Another pair of convicts, James Goodwin and Thomas Connolly, escaped Sarah Island in March of 1828 with a dugout canoe they’d built over the course of two weeks and a stolen compass. Their exact route is unknown, but after ditching the canoe at an impassable waterfall, they likely followed the Franklin or Denison river then into the vale of Rasselas to the south-east of here. They eventually split up near the settlement of Ouse, after which Connolly was never heard from again and Goodwin was captured and welcomed back into His Majesty’s bosom. Having shown great restraint in not eating his companion (source: Goodwin) he was pardoned, made a surveyor, and is remembered as an explorer.

In 2008, six hikers set out to recreate Pearce’s journey. Australian Hiker interviewed one of the group for their podcast, and it’s also written about in Australian Geographic. It took them 23 days to cover the 170km. On one of those days, they covered 1.1km in a full day of walking.
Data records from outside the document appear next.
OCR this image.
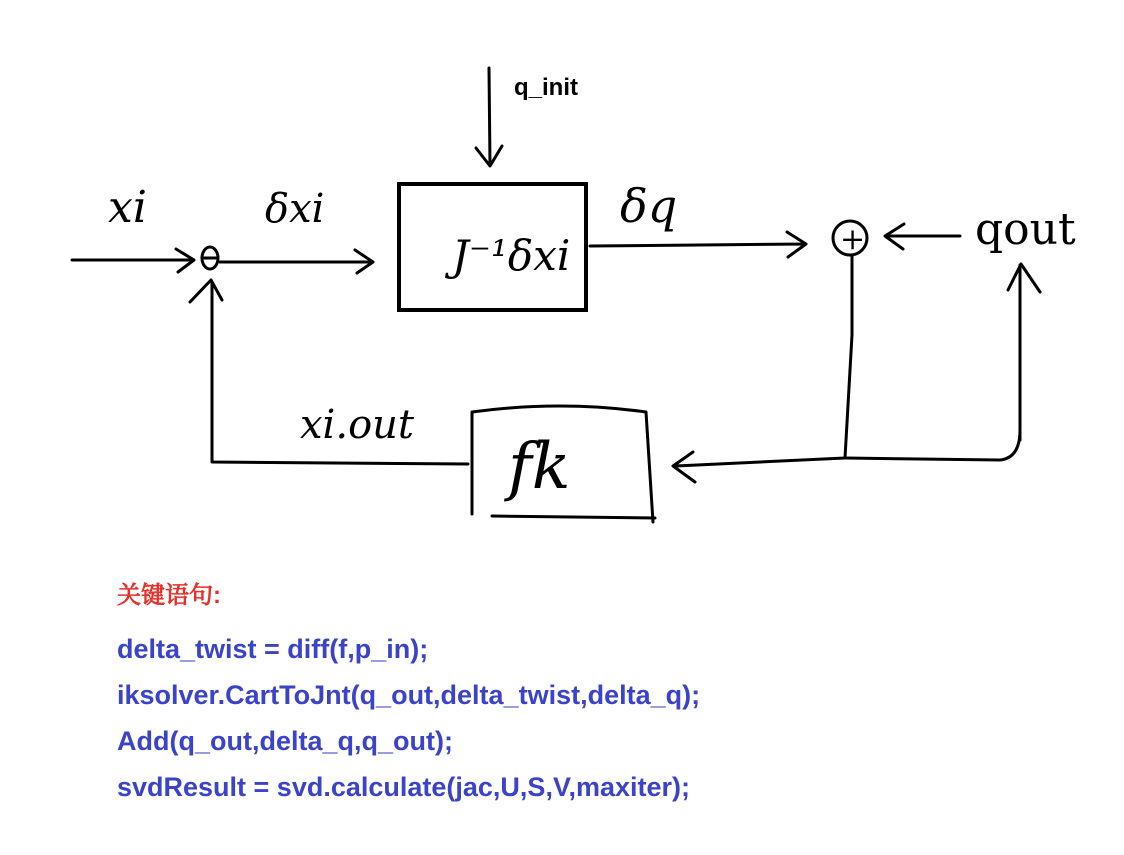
q_init
xi	δxi
J⁻¹δxi
δq
+ qout
fk
xi.out
关键语句:
delta_twist = diff(f,p_in);
iksolver.CartToJnt(q_out,delta_twist,delta_q);
Add(q_out,delta_q,q_out);
svdResult = svd.calculate(jac,U,S,V,maxiter);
On another, twelve hours of walking netted them 3km of progress. It’s crazy the sorts of things people will do. 

Pearce was hanged (by Judge Pedder) for the crimes of not wanting to be a prison slave at the ends of the earth and being a total dick whenever he got hangry, and his skull now resides in the Penn museum in Philadelphia as mute testament to how much more civilised than him we are. 

*The last flogging in Australia was administered in 1958 for a botched prison escape involving a gunfight and a stolen ute whose bonnet flipped up before crashing into a hydrant.